The Samsung conglomerate has a significant influence on South Korea's economy. It's one of the largest organizations in the country and one of its biggest employers. Samsung also accounts for 8% of South Korea's entire manufacturing output and represents 17% of the total market cap of KOSPI, the main stock index.
The South Korean won has been under pressure against the US dollar for much of the year. Various factors have influenced the currency's decline against the greenback. It faces another challenge which may lead to further pressure, one that's presented by Samsung.
Korean won will likely face downward pressure due to dividend payment
Samsung Electronics is due to begin distributing a significant dividend payment this week.

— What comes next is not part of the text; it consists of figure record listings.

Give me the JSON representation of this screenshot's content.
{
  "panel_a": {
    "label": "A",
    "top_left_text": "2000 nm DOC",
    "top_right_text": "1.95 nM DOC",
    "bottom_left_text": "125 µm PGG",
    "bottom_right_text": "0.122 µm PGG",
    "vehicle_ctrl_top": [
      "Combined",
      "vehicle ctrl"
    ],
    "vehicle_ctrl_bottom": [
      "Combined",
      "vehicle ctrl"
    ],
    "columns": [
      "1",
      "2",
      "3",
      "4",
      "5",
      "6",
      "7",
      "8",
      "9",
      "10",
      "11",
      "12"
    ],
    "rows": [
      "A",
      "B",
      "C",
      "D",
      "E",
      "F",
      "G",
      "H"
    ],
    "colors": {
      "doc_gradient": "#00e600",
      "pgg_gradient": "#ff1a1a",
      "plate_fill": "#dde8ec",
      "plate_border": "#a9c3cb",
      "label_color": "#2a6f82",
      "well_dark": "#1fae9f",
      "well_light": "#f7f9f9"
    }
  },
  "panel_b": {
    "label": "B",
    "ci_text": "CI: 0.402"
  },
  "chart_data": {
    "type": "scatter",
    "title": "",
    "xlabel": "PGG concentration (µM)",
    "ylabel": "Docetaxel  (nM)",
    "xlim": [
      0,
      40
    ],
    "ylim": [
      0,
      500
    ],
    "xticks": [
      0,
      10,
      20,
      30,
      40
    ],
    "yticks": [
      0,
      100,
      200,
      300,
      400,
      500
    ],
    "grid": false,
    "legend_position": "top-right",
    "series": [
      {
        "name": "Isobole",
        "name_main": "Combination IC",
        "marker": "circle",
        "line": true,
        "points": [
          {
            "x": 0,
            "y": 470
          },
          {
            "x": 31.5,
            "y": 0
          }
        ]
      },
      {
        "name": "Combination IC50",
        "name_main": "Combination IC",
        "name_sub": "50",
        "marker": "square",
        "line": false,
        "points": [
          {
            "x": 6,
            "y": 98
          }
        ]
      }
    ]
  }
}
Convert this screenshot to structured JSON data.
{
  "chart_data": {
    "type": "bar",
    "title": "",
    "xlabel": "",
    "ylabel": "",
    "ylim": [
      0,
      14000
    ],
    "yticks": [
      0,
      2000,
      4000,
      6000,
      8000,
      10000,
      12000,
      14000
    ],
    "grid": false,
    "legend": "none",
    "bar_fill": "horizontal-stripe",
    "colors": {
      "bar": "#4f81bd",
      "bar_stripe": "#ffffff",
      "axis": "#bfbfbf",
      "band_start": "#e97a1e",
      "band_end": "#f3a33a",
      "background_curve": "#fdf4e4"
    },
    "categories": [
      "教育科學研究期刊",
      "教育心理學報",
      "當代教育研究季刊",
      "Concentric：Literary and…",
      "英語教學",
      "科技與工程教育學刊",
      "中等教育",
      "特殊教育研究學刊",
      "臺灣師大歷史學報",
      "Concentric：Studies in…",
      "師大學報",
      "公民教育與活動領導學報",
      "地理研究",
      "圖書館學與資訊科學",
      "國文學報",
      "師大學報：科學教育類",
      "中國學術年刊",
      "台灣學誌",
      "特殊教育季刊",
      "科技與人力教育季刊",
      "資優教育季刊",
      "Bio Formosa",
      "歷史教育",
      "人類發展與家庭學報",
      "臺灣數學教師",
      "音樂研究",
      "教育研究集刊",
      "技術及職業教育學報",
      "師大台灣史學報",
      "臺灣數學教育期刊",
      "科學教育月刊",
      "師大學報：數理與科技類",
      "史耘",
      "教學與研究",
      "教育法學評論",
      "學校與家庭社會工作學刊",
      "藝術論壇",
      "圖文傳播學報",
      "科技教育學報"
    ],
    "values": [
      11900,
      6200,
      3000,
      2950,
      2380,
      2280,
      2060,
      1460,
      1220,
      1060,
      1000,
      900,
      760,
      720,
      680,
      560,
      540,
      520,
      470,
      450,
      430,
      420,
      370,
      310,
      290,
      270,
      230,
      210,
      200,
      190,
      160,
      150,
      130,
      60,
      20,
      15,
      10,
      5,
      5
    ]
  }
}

The 2.5 trillion won or $1.8 billion dividend payment could put the currency under further pressure, given the nature of shareholding in Samsung Electronics.
Nearly 52% of ordinary shares in the country's biggest company are held by overseas investors. This means that over half of the $1.8 billion in dividends will be paid to investors who are outside South Korea.
The dividend payments will require won to be sold against purchases of the US dollar, driving prices of the greenback and pushing the won down further. This dividend payment comes during a period of considerable pressure on the won, largely due to rising US yields, consistent outflows from the country's stock market, and the threat of tariffs from the incoming Trump administration.
The South Korean won has already hit its two-year low of 1,410.70 against the dollar last week and such a significant outflow of dollars may push it down even more. Samsung has enhanced its dividend payments in recent years and increased stock buybacks to enhance shareholder value as investors have continued to call on the company to take steps for better valuations.